A violation by a party of any of the stipulations of a contract on agreement to sell real property would entitle the other party to resolved or rescind it. An allegation of such violation in a detainer suit may be proved by competent evidence. And if proved a justice of the peace court might make a finding to that effect, but it certainly cannot declare and hold that the contract is resolved or rescinded. It is beyond its power so to do. And as the illegality of the possession of realty by a party to a contract to sell is premised upon the resolution of the contract, it follows that an allegation and proof of such violation, a condition precedent to such resolution or rescission, to render unlawful the possession of the land or building erected thereon by the party who has violated the contract, cannot be taken cognizance of by a justice of the peace court. ... 1chanrobles virtual law library

True, the contract between the parties provided for extrajudicial rescission. This has legal effect, however, where the other party does not oppose it. 2 Where it is objected to, a judicial determination of the issue is still necessary.chanroblesvirtualawlibrarychanrobles virtual law library

A stipulation entitling one party to take possession of the land and building if the other party violates the contract does not ex proprio vigore confer upon the former the right to take possession thereof if objected to without judicial intervention and' determination. 3chanrobles virtual law library

But while respondent Judge correctly ruled that the Municipal Court had no jurisdiction over the case and correctly dismissed the appeal, he erred in assuming original jurisdiction, in the face of the objection interposed by petitioner. Section 11, Rule 40, leaves no room for doubt on this point: chanrobles virtual law library

Section 11. Lack of jurisdiction -A case tried by an inferior court without jurisdiction over the subject matter shall be dismiss on appeal by the Court of First Instance. But instead of dismissing the case, the Court of First Instance may try the case on the merits, if the parties therein file their pleadings and go to trial without any objection to such jurisdiction.

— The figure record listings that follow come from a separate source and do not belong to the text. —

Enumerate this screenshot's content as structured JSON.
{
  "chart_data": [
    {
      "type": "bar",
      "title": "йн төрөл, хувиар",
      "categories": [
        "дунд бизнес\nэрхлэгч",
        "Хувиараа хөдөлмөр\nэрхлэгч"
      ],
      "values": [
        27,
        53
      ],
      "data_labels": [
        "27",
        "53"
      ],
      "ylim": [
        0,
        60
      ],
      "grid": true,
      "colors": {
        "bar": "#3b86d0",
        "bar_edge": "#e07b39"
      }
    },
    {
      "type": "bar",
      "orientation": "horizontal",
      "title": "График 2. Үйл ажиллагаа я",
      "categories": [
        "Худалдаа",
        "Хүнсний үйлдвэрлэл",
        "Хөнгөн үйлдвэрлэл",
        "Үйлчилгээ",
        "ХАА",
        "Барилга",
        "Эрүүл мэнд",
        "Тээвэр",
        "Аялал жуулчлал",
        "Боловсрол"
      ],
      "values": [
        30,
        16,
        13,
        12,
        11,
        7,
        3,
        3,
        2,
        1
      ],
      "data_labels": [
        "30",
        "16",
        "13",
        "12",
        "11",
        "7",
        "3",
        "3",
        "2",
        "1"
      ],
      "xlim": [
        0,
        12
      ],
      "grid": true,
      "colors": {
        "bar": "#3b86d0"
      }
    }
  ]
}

There was no other recourse left for respondent Judge, therefore, except to dismiss the appeal.chanroblesvirtualawlibrarychanrobles virtual law library

If an inferior court tries a case without jurisdiction over the subject-matter on appeal, the only authority of the CFI is to declare the inferior court to have acted without jurisdiction and dismiss the case, unless the parties agree to the exercise by the CFI of its original jurisdiction to try the case on the merits. 4

The foregoing premises considered, petitioner's prayer for a Writ of Execution of the judgment of the Municipal Court of Pasig must perforce be denied.chanroblesvirtualawlibrary chanrobles virtual law library

WHEREFORE, the Writ of mandamus is denied, but the Writ of Prohibition is granted and respondent Court hereby permanently enjoined from taking cognizance of Civil Case No. 10595 in the exercise of its original jurisdiction. No costs.chanroblesvirtualawlibrarychanrobles virtual law library

SO ORDERED.

Makasiar, Fernandez, Guerrero and Plana, JJ., concur.chanroblesvirtualawlibrary chanrobles virtual law library

Teehankee, J., concur in the result.


Endnotes:

1 Nera vs. Vacante, 3 SCRA 505, 511 (1961).chanrobles virtual law library

2 Tolentino, Civil Code of the Phil., Vol. IV, 1962 ed, p. 168,

3 Nera vs. Vacante, supra.chanrobles virtual law library

4 Ganancial vs. Atillo, 14 SCRA 460 (1965).